The start at The Meadows was difficult.
"Did I mention I had been taking sleeping pills to sleep almost every night for seven years?" Lehner wrote. "My detox lasted three weeks in that room. I was told my detox was one of the worst that they had seen. I had not had an honest sleep in so long, my mind was in shock. I was hallucinating, fighting demons in my mind and having extreme and vivid dreams. "
Lehner said he had manic episodes, which left him so high he didn't even need a game-day nap. But those moments would eventually crash.
"Then the other extreme was depression, which was total hell," he wrote. "I could not function properly doing basic life skill stuff without a lot of effort. If I really needed to get something done and didn’t want to really do it, it would not happen. Family didn’t matter. Nothing did. I was always so paranoid in this stage. I felt that everyone was against me and wanted to hurt me. I was constantly angry, irritated and tired. The depression didn’t just affect my mind but also my body. I was physically hurting every day. I didn’t want to practice. I barely wanted to play in games."
Sabres center Jack Eichel said Thursday he's spoken to Lehner several times in the summer and was happy to hear his former teammate went through the rehab process.
"As a group we kind of gave him his space and allowed him to address that," Eichel said. "He reached out to me whenever he felt it was the right time. I spoke with him on the phone for a little bit just talking to him. It's really good to see he's doing well and on a better path. Obviously we had a personal conversation and talked about a lot of things. It's nice to see. He's a really good guy and he was a good teammate to us."
Lehner wrote after the initial three-week period, he stayed at the complex in Arizona for another four weeks. He underwent therapy and found religion to the point he was baptized.
"Take hockey out of it, it's good to see personally he's doing well," Bogosian said. "At the end of the day, that's what you live for. You're trying to raise a family, support your family. It's good to see he's in the right frame of mind now and gotten help."
The Sabres walked away from Lehner's contract as a restricted free agent, a rarity in hockey made even rarer by the fact former GM Tim Murray gave up a first-round draft pick to acquire Lehner in a trade with Ottawa on draft day in 2015. Instead of a great season leading to a big-money deal, Lehner was a free agent and took a one-year, $1.5 million contract with the Islanders.
"One of the hardest things now was getting back to hockey," Lehner wrote. "I am an addict that was diagnosed as bipolar and ADHD with PTSD and trauma. I had never had a sober season of hockey my entire career. Those manic swings, I could see the pattern. When I was hypomanic and in a good mood, I was a solid goalie. The depressive state, not so much."
"It's never good to see somebody you care about going through that stuff," Eichel said. "I'm happy to see him get another opportunity and it's great to see him working things out and I wish him all the best."
Lehner had high praise for the way Botterill and the Sabres handled his situation and for the way Islanders GM Lou Lamoriello welcomed him with an offer to continue his career.
"During this whole process our GM in Buffalo was so incredibly supportive," Lehner said. "We met when I came back and had a great and productive discussion.
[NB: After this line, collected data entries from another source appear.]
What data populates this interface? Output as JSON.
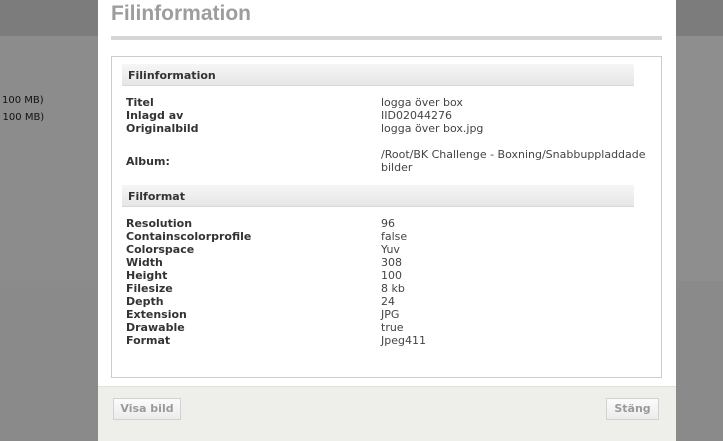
{
  "background": {
    "line1": "100 MB)",
    "line2": "/ 100 MB)"
  },
  "dialog": {
    "title": "Filinformation",
    "sections": {
      "file_info": {
        "heading": "Filinformation",
        "rows": [
          {
            "key": "Titel",
            "value": "logga över box"
          },
          {
            "key": "Inlagd av",
            "value": "IID02044276"
          },
          {
            "key": "Originalbild",
            "value": "logga över box.jpg"
          },
          {
            "key": "Album:",
            "value": "/Root/BK Challenge - Boxning/Snabbuppladdade bilder"
          }
        ]
      },
      "file_format": {
        "heading": "Filformat",
        "rows": [
          {
            "key": "Resolution",
            "value": "96"
          },
          {
            "key": "Containscolorprofile",
            "value": "false"
          },
          {
            "key": "Colorspace",
            "value": "Yuv"
          },
          {
            "key": "Width",
            "value": "308"
          },
          {
            "key": "Height",
            "value": "100"
          },
          {
            "key": "Filesize",
            "value": "8 kb"
          },
          {
            "key": "Depth",
            "value": "24"
          },
          {
            "key": "Extension",
            "value": "JPG"
          },
          {
            "key": "Drawable",
            "value": "true"
          },
          {
            "key": "Format",
            "value": "Jpeg411"
          }
        ]
      }
    },
    "footer": {
      "show_image_label": "Visa bild",
      "close_label": "Stäng"
    }
  }
}
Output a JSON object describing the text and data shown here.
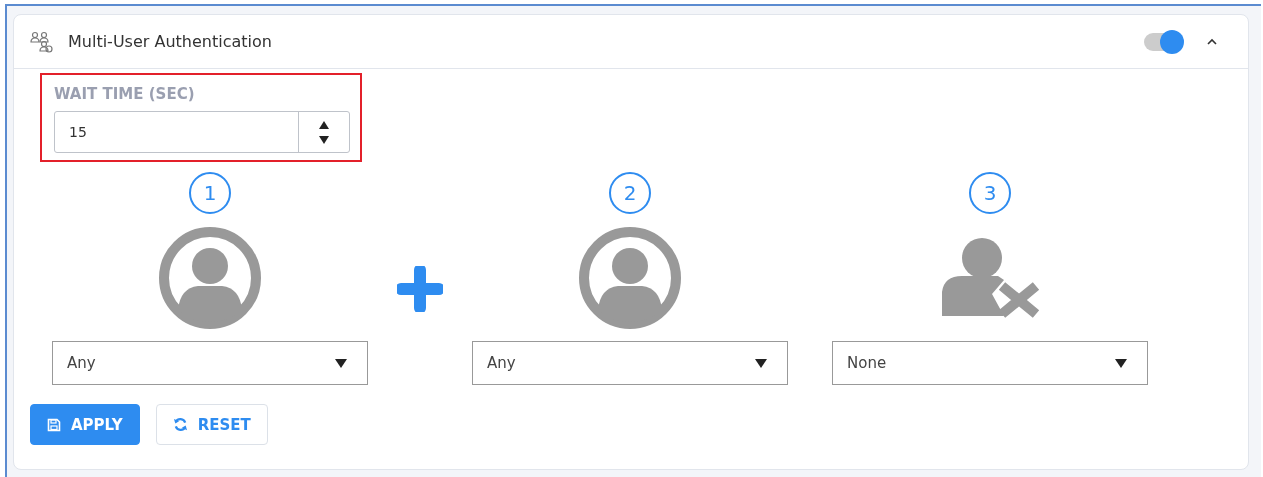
{
  "panel": {
    "title": "Multi-User Authentication",
    "enabled": true,
    "expanded": true
  },
  "wait_time": {
    "label": "WAIT TIME (SEC)",
    "value": "15",
    "highlighted": true
  },
  "steps": [
    {
      "number": "1",
      "kind": "user",
      "selection": "Any"
    },
    {
      "number": "2",
      "kind": "user",
      "selection": "Any",
      "plus_before": true
    },
    {
      "number": "3",
      "kind": "none",
      "selection": "None"
    }
  ],
  "buttons": [
    {
      "label": "APPLY",
      "kind": "primary"
    },
    {
      "label": "RESET",
      "kind": "secondary"
    }
  ]
}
Jason and the Sabres organization had decided to move on from me as their goalie and, in the end, my family and I thought a restart would be the best thing. I still wanted to stay if they wanted me. But deep inside I knew changing scenery would be the best thing for my recovery. My relationship with Jason didn’t end in that meeting."
Speaking today on WGR/MSG's "The Instigators" Botterill said he continues to support Lehner in his recovery.
"I thought it was a very powerful article that Robin wrote," Botterill said. "I'm
very happy it's been a really good summer for him. The biggest thing is Robin is really trying to be a great father. That's why I've tried to support him as much as possible."